Treatment options	Advantages	Disadvantages
Observation alone	- Because most cysts are asymptomatic, intervention is unlikely to be helpful and may be harmful	- Only effective cyst treatment can prove whether symptoms are related to the cyst
US-guided aspiration	- Simple procedure	- High recurrence rate
	- May be used as a diagnostic test to assess whether symptoms are related to the cyst
US-guided aspiration with sclerotherapy	- Relatively non-invasive	- Less effective for uncooperative patients
	- Complications are rare	- Can not be performed if cyst communicates with biliary tree
	- Effective
	- Possible in poor surgical candidates
Laparoscopic unroofing	- Technically feasible and effective in > 80% cases	- More invasive
	- Improved results with extensive fenestration and argon beam coagulation or electrocoagulation	- Morbidity in up to 25%
	- Low recurrence rate (0%-20%)	- Less effective for cysts which are superior, posterior, or deep within hepatic parenchyma
	- Visualization of cyst interior (exclude other diagnoses)	- Less effective if prior surgery has been attempted
Laparotomy (resection, fenestration, or excision)	- Effective	- Most invasive
	- Allows treatment of laparoscopically inaccessible cysts	- Larger scars
	- Useful for cysts with complications	- Longer hospital stays compare to laparoscopy
	- May perform cystojejunostomy at time of laparotomy for cysts with biliary communication	- Significant post-surgical morbidity

It is important to rule out biliary communication before sclerosing a cyst, as irreversible sclerosing cholangitis has been reported as a complication[7,16,46,52,66]. The presence of cystobiliary communication may be established by endoscopic retrograde cholangiography or aspiration of bile-stained cystic fluid and is often treated by open cystojejunostomy[39], although the cystobiliary communication may be closed laparoscopically[67].

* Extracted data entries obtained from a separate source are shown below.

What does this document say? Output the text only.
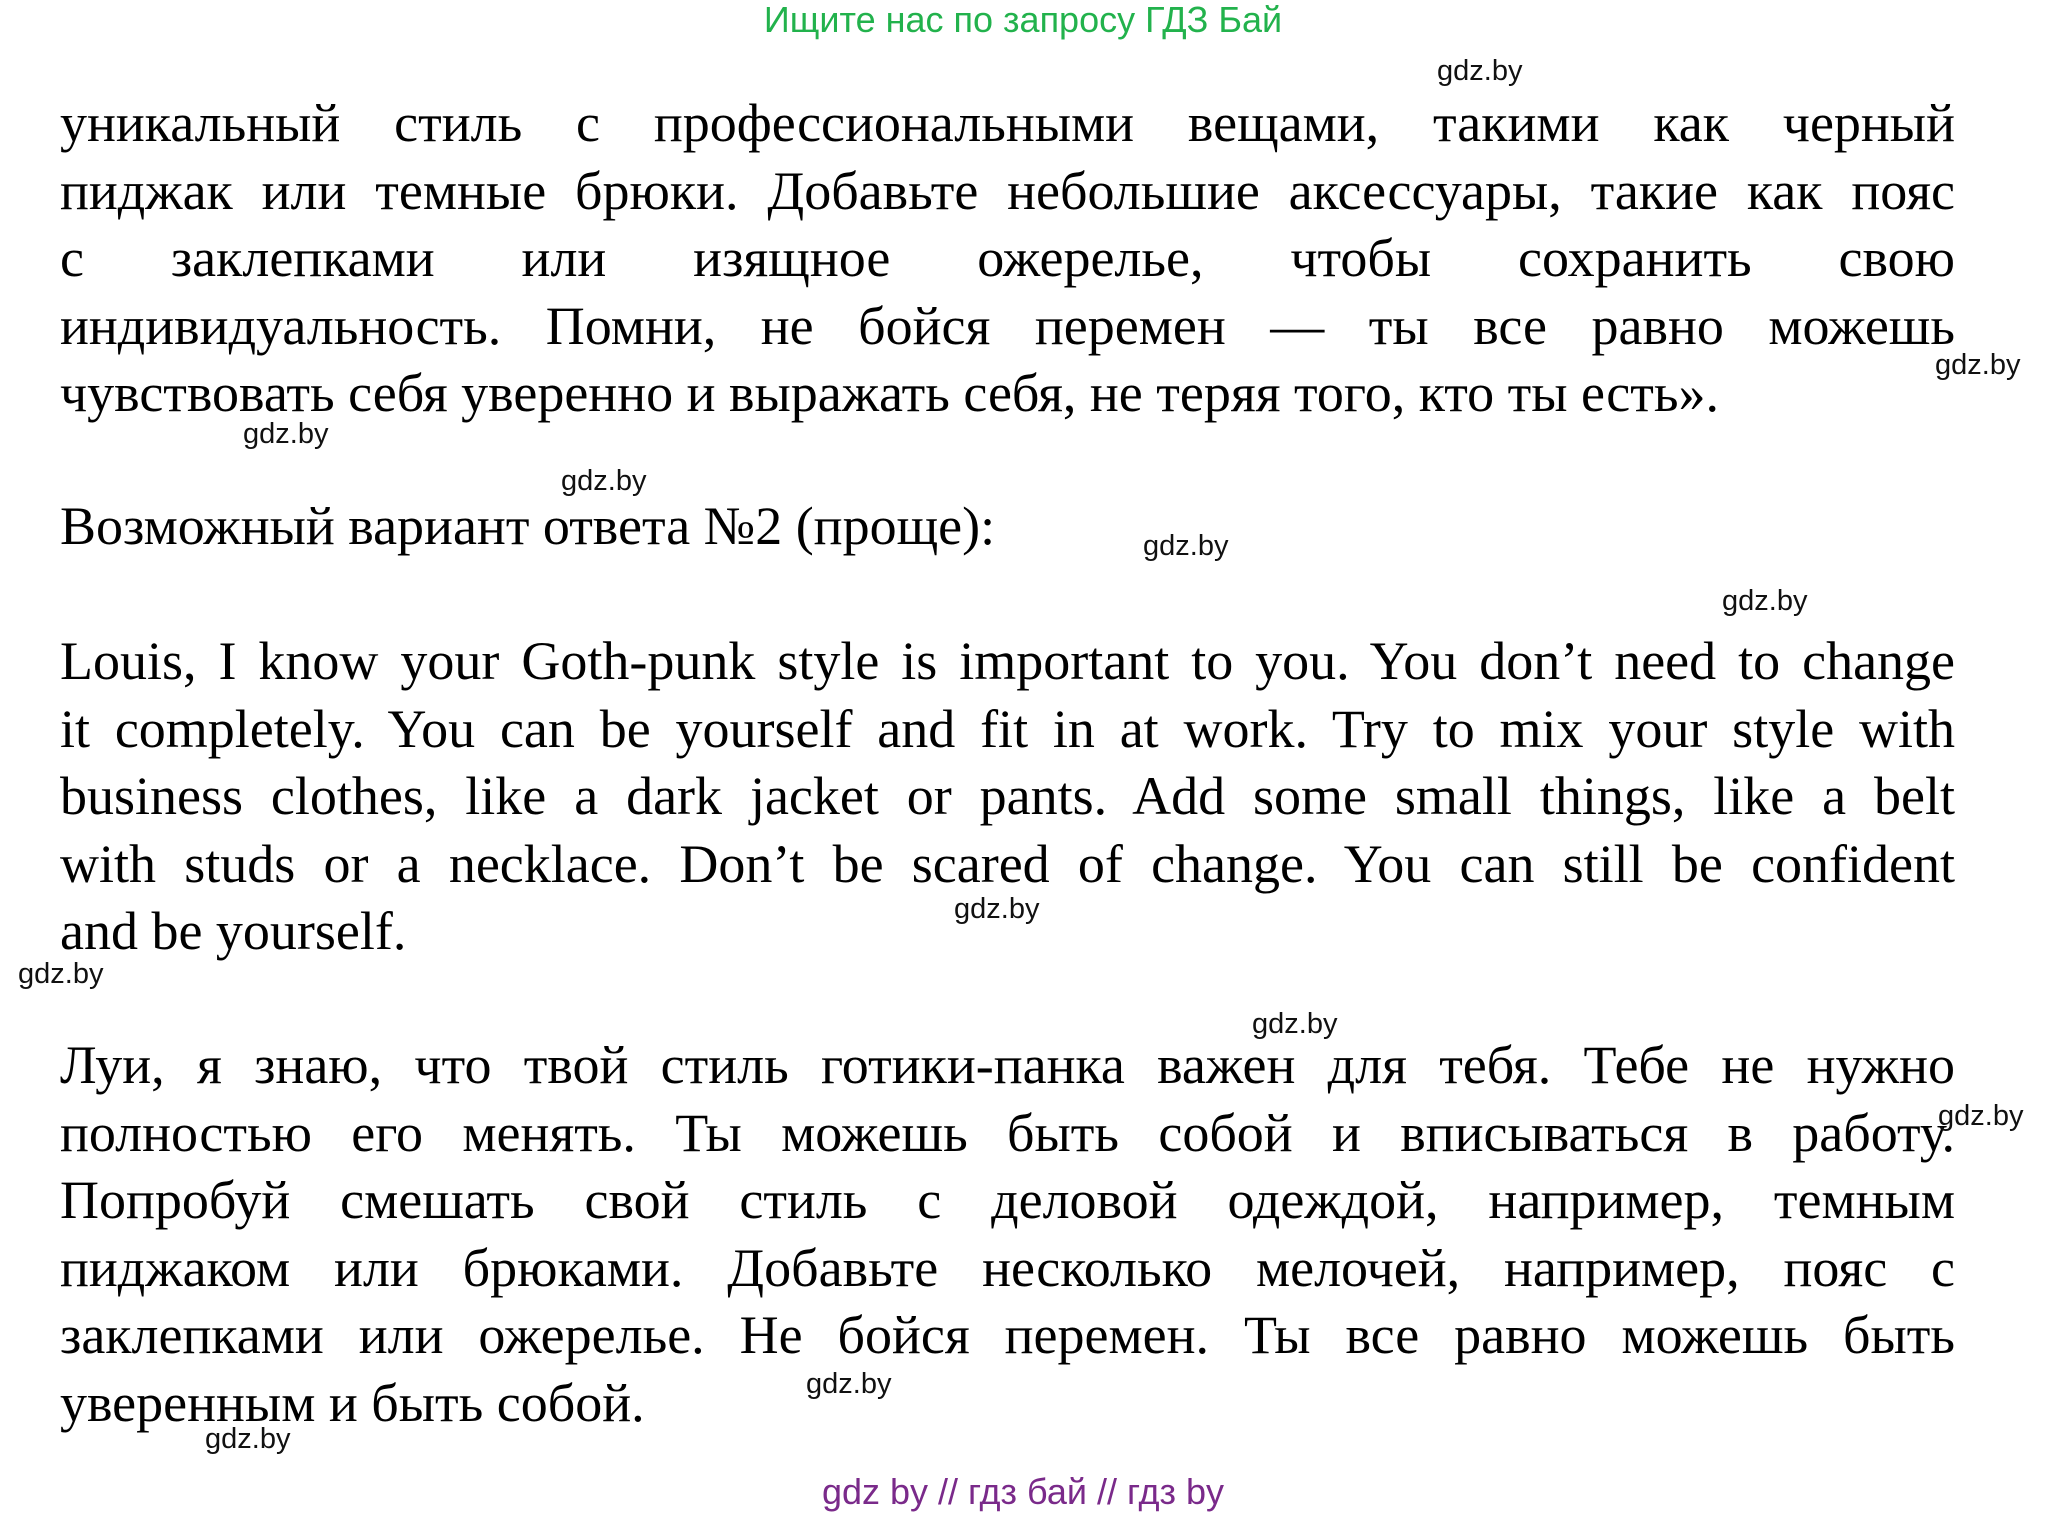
Ищите нас по запросу ГДЗ Бай
уникальный стиль с профессиональными вещами, такими как черный
пиджак или темные брюки. Добавьте небольшие аксессуары, такие как пояс
с заклепками или изящное ожерелье, чтобы сохранить свою
индивидуальность. Помни, не бойся перемен — ты все равно можешь
чувствовать себя уверенно и выражать себя, не теряя того, кто ты есть».
Возможный вариант ответа №2 (проще):
Louis, I know your Goth-punk style is important to you. You don’t need to change
it completely. You can be yourself and fit in at work. Try to mix your style with
business clothes, like a dark jacket or pants. Add some small things, like a belt
with studs or a necklace. Don’t be scared of change. You can still be confident
and be yourself.
Луи, я знаю, что твой стиль готики-панка важен для тебя. Тебе не нужно
полностью его менять. Ты можешь быть собой и вписываться в работу.
Попробуй смешать свой стиль с деловой одеждой, например, темным
пиджаком или брюками. Добавьте несколько мелочей, например, пояс с
заклепками или ожерелье. Не бойся перемен. Ты все равно можешь быть
уверенным и быть собой.
gdz.by
gdz.by
gdz.by
gdz.by
gdz.by
gdz.by
gdz.by
gdz.by
gdz.by
gdz.by
gdz.by
gdz.by
gdz by // гдз бай // гдз by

In summary, we present the case of a large, symptomatic simple hepatic cyst. We established that the cyst was the cause of symptoms only after systematically excluding alternative diagnoses through testing and empiric therapy. The usual standard of care for patients with large, simple hepatic cysts is observation, but our case demonstrates that large cysts can occasionally be responsible for symptoms. In selected cases, symptoms may respond to cyst treatment. Our treatment approach was ultrasound-guided aspiration and ethanol sclerotherapy. We believe that aspiration alone is associated with unacceptably high rates of recurrence. In our patient, excellent symptomatic and radiologic responses were achieved. In the case of cyst recurrence laparoscopic deroofing may be considered, though complications may occur in up to 25% of cases.